There are a couple of reasons you wouldn’t want to add another person to your auto insurance, even if that person is your child. Teenagers (ages 16 to 19) are statistically the most accident-prone demographic, so adding them to your car insurance will come at a hefty price due to the associated risks. Drivers aged 16 -19 are, according to the Centers for Disease Control and Prevention (CDC), three times more likely to cause accidents than drivers aged 20 and older.
But whatever the financial burden, parents are rightly motivated to keep children on their plans for as long as possible. And there are other risks too that go beyond the financial. The young are risky drivers, and having them as part of your plan opens you up to property damage claims, injury claims, and other liabilities that will take a toll.
With that said, buying your child a car and setting them up with their own plan is an even more costly affair, and after all, most teenagers are not hoodlums. And when you put a number to that cost, it will not make much financial sense to purchase separate insurance.
The average cost of adding a teen to a guardian’s policy is $621, which pales in comparison to the average annual rate of $2,267 (with complete liability coverage) for a separate policy. That’s a 365% hike. Depending on where they live, parents can expect their premiums to be more than double what they were paying before. So what can be done to alleviate the cost burden?
The first tip is to shop around. In fact, everyone looking for insurance should do so because it is remarkable how much coverage costs can yoyo between different companies. The next step is to be aware that the type of car you buy for your child will play a big part in determining premiums.

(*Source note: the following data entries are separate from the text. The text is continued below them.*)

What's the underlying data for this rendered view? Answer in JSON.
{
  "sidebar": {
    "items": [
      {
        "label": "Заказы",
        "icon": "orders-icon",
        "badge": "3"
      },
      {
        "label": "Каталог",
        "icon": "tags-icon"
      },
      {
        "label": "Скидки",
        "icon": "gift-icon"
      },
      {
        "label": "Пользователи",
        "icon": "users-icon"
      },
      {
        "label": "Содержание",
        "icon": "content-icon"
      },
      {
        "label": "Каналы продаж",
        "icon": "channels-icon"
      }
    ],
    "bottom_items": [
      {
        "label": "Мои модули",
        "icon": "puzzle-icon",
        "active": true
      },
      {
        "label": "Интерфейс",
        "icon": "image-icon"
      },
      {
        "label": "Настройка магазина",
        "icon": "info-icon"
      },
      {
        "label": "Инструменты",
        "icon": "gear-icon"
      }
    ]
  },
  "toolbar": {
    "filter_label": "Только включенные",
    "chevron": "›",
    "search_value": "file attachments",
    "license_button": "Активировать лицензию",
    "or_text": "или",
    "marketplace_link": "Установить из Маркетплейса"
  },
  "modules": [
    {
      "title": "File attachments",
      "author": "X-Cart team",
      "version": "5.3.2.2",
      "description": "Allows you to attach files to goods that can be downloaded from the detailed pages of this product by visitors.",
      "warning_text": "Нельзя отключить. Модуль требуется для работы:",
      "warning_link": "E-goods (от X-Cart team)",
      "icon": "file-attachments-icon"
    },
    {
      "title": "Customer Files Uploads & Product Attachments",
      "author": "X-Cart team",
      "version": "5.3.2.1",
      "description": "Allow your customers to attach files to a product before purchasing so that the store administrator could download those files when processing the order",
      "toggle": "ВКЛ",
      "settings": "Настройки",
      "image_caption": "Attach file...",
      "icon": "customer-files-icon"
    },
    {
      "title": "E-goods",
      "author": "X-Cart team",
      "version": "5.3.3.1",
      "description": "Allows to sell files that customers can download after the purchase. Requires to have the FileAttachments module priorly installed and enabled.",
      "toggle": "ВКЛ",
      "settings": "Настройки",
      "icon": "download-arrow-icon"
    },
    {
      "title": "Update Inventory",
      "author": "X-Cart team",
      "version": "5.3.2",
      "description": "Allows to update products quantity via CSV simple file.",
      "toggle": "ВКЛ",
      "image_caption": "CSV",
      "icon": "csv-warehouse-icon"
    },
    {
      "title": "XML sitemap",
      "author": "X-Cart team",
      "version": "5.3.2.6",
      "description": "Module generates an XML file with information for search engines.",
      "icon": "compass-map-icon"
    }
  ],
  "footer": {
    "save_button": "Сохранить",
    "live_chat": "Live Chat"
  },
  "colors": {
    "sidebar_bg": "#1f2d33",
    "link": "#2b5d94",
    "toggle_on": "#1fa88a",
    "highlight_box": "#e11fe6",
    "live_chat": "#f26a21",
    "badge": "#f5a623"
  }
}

An electric car or sports car will, for instance, attract sky-high rates. Electric cars are very expensive to repair, with the battery replacement costing thousands of dollars. On the other hand, a sports car is a calling card for risky behavior. Avoid luxury cars, cars popular with thieves and garage queens.
Of course, they could drive your car. After all, your teen won’t need their own car insurance until a vehicle is registered under their name. There are nuances to this, so for more on the question does a permit driver need insurance, you can visit the resource linked.
The final saving tip is that you ought to take advantage of all possible discounts – good student discounts, away from home discounts, safe driving, car monitoring, and multi-car discounts.
Conclusion
The good news is that premiums will decrease when your teen makes it to age 25 but also keep in mind that the sooner they start driving, the better. The longer someone’s driving record is, the better an insurer can gauge their risk profile. That means they will be considered less risky and will cost less to insure. However, the big takeaway here is that they need to be safe drivers.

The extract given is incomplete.